Some situations are so absurd you either laugh or lose your mind. Humor releases pressure.
You’re sitting in your car in the parking lot of a gas station eating cold pizza because you don’t really have anywhere to be right now. The kids are at their other home. Your place doesn’t feel like yours yet. And something about the whole thing, the pizza, the fluorescent lights, the fact that this is Tuesday, is so ridiculous that you actually start laughing. It helps. More than it should.
Humor doesn’t mean you’re not taking things seriously.
It means you’re not letting everything crush you.
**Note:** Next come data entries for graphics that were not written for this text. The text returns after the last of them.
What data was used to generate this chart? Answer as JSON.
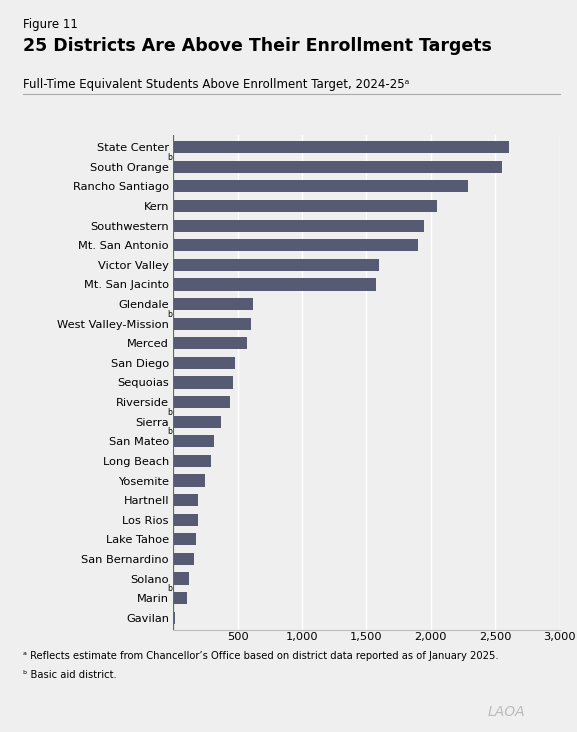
{
  "figure_label": "Figure 11",
  "title": "25 Districts Are Above Their Enrollment Targets",
  "subtitle": "Full-Time Equivalent Students Above Enrollment Target, 2024-25ᵃ",
  "bar_color": "#565b73",
  "background_color": "#efefef",
  "xlim": [
    0,
    3000
  ],
  "xticks": [
    0,
    500,
    1000,
    1500,
    2000,
    2500,
    3000
  ],
  "xtick_labels": [
    "",
    "500",
    "1,000",
    "1,500",
    "2,000",
    "2,500",
    "3,000"
  ],
  "footnote_a": "ᵃ Reflects estimate from Chancellor’s Office based on district data reported as of January 2025.",
  "footnote_b": "ᵇ Basic aid district.",
  "watermark": "LAOA",
  "districts": [
    {
      "name": "State Center",
      "value": 2610,
      "superscript": ""
    },
    {
      "name": "South Orange",
      "value": 2555,
      "superscript": "b"
    },
    {
      "name": "Rancho Santiago",
      "value": 2290,
      "superscript": ""
    },
    {
      "name": "Kern",
      "value": 2050,
      "superscript": ""
    },
    {
      "name": "Southwestern",
      "value": 1950,
      "superscript": ""
    },
    {
      "name": "Mt. San Antonio",
      "value": 1900,
      "superscript": ""
    },
    {
      "name": "Victor Valley",
      "value": 1600,
      "superscript": ""
    },
    {
      "name": "Mt. San Jacinto",
      "value": 1575,
      "superscript": ""
    },
    {
      "name": "Glendale",
      "value": 620,
      "superscript": ""
    },
    {
      "name": "West Valley-Mission",
      "value": 605,
      "superscript": "b"
    },
    {
      "name": "Merced",
      "value": 575,
      "superscript": ""
    },
    {
      "name": "San Diego",
      "value": 480,
      "superscript": ""
    },
    {
      "name": "Sequoias",
      "value": 465,
      "superscript": ""
    },
    {
      "name": "Riverside",
      "value": 445,
      "superscript": ""
    },
    {
      "name": "Sierra",
      "value": 375,
      "superscript": "b"
    },
    {
      "name": "San Mateo",
      "value": 315,
      "superscript": "b"
    },
    {
      "name": "Long Beach",
      "value": 295,
      "superscript": ""
    },
    {
      "name": "Yosemite",
      "value": 245,
      "superscript": ""
    },
    {
      "name": "Hartnell",
      "value": 195,
      "superscript": ""
    },
    {
      "name": "Los Rios",
      "value": 190,
      "superscript": ""
    },
    {
      "name": "Lake Tahoe",
      "value": 180,
      "superscript": ""
    },
    {
      "name": "San Bernardino",
      "value": 165,
      "superscript": ""
    },
    {
      "name": "Solano",
      "value": 125,
      "superscript": ""
    },
    {
      "name": "Marin",
      "value": 105,
      "superscript": "b"
    },
    {
      "name": "Gavilan",
      "value": 12,
      "superscript": ""
    }
  ]
}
Sometimes a laugh is the reset button.
Humor helps when:
tension is building
things feel heavy but not dangerous
you need distance from the moment
emotions are loud and logic is quiet
It’s not avoidance.
It’s regulation.
The kind that helps:
gentle
self-aware
situational
private or low-stakes
Think relief, not performance.
It’s especially useful:
during long days
after a rough exchange
when kids are tense
when you catch yourself spiraling
A small laugh can interrupt a bad loop.
Humor doesn’t help when it:
mocks or minimizes someone else
targets your kids
turns into sarcasm or bitterness
becomes a way to avoid real issues
If it leaves you feeling hollow instead of lighter, skip it.
Used well, humor:
lowers anxiety
creates connection
reminds them things are okay
Silly moments matter.
They don’t erase hard stuff, they balance it.
Sometimes it’s just for you.
noticing the absurdity
laughing at the timing
naming the chaos quietly
You’re allowed to find moments of light, even here.
When humor is allowed:
stress loosens
perspective widens
patience returns
resilience builds
You don’t have to be serious all the time to be responsible.